Van buitenplaats tot begraafplaats
In 1635 breekt er in Leiden een pestepidemie uit, waarbij veel slachtoffers vallen. Er is niet genoeg ruimte om hen te begraven in en rondom de kerken, zoals toen gebruikelijk was. In allerijl worden nieuwe begraafplaatsen ingericht op de bolwerken bestemd voor eenvoudige Leidenaren. Door een enorme bevolkingsgroei raken ook die begraafplaatsen aan het einde van de 19de eeuw overvol. Men gaat naarstig op zoek naar een geschikte locatie om een nieuwe begraafplaats in te richten. De keuze valt op Rhijnhof.
Een begraafplaats voor alle klassen
De vertrekken van het herenhuis worden ingericht als aula, ontvangstruimte en wachtzalen. Het terrein wordt opgehoogd en ingedeeld naar Klassen. Er komen ‘Eigen Graven’ voor de rijken en ‘Huurgraven’ voor de minder bedeelden. De meest prestigieuze graven liggen bij de Rotonde, aangelegd tussen 1911-1920. De overledenen worden hier niet ter aarde besteld in zandgraven, maar bijgezet in grafkelders.
De eerste begrafenis
Op 24 mei 1910 vindt de eerste begrafenis plaats van de 21-jarige militair Frederik Sehr. De belangstelling is enorm. Sehr is bij de Doelenkazerne met een foeragewagen in de gracht gevallen toen zijn paarden op hol sloegen. Enkele dagen later overlijdt hij aan tyfus, waarmee hij besmet is geraakt door het vervuilde grachtenwater dat hij heeft binnengekregen.
Uitbreidingen
Vanaf de opening in 1910 wordt de begraafplaats stukje bij beetje uitgebreid. De nieuwere delen krijgen een efficiënte rechthoekige vakindeling en zijn als zodanig nog steeds herkenbaar. Er was ook aandacht voor nieuwe bomen en struiken, die niet zelden afkomstig waren van de andere begraafplaatsen. Populieren, treurwilgen en meidoornstruiken krijgen een goede herbestemming op Rhijnhof. Gekapt hout wordt als hak- en brandhout verkocht aan particulieren.

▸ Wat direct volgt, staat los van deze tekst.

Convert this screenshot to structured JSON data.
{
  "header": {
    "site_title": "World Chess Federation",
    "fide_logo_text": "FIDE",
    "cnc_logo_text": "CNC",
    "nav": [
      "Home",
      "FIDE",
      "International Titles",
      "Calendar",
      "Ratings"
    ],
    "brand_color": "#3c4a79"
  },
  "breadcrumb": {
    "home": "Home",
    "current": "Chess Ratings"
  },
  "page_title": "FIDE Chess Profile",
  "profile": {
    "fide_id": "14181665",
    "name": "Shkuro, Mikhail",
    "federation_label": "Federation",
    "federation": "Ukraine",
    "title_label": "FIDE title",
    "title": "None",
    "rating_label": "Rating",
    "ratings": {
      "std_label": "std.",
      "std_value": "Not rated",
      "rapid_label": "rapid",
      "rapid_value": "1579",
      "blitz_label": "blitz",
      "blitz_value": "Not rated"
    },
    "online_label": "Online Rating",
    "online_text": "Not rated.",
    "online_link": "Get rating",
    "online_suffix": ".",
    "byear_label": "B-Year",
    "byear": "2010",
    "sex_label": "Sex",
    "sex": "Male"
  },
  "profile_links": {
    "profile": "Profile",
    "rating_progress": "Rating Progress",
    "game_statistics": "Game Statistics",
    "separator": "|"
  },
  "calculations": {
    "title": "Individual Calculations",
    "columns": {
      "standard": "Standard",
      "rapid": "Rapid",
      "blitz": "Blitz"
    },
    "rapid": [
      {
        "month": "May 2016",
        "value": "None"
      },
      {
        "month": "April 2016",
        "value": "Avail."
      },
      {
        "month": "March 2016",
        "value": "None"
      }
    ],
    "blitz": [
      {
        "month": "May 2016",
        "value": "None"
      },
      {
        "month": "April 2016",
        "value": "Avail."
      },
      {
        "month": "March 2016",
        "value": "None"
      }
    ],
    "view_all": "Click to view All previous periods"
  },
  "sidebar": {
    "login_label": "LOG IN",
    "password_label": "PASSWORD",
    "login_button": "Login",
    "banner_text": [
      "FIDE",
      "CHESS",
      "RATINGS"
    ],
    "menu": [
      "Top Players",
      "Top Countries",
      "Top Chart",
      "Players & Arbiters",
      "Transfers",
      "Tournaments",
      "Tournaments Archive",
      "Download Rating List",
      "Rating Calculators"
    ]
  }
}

Rhijnhof tijdens de Tweede Wereldoorlog
Rhijnhof ligt op een strategisch belangrijke positie. In de meidagen van 1940 vinden in de omgeving dan ook hevige gevechten plaats. Er worden zelfs parachutes in de bomen van de begraafplaats gesignaleerd. Die eerste oorlogsdagen kan er enige tijd niet op Rhijnhof begraven worden. Als noodmaatregel worden tien overledenen tijdelijk op de Groenesteeg ter aarde besteld. Zodra de situatie weer veilig is, worden de stoffelijke overschotten naar Rhijnhof overgebracht en krijgen de overledenen eindelijk hun laatste rustplaats. Ook in september 1944 is de situatie zo grimmig dat overledenen eerst op de Groenesteeg en pas een aantal dagen later op Rhijnhof worden begraven.
Hout op de bon
Gedurende de oorlogsjaren wordt hout zo schaars dat het bomenbestand op Rhijnhof behoorlijk wordt uitgedund. In januari 1945 is er nog maar zo weinig hout dat er zelfs onvoldoende grafkisten gemaakt kunnen worden. Men gebruikt dan kisten met een scharnierende bodem. Boven het graf klapt de bodem open en zo wordt de overledene zonder omhulsel in het graf bijgezet. De kist kan vervolgens opnieuw worden gebruikt.
Oorlogsslachtoffers
Op Rhijnhof zijn tijdens de Tweede Wereldoorlog veel slachtoffers begraven. Het betreft zowel “oorlogsslachtoffers” als “slachtoffers van de oorlog”, die geregistreerd zijn door de Oorlogsgravenstichting. Veel graven zijn in het verleden geruimd. Hier kunt u de volledige lijst van slachtoffers downloaden: Lijst oorlogsslachtoffers en slachtoffers van de oorlog april 2020.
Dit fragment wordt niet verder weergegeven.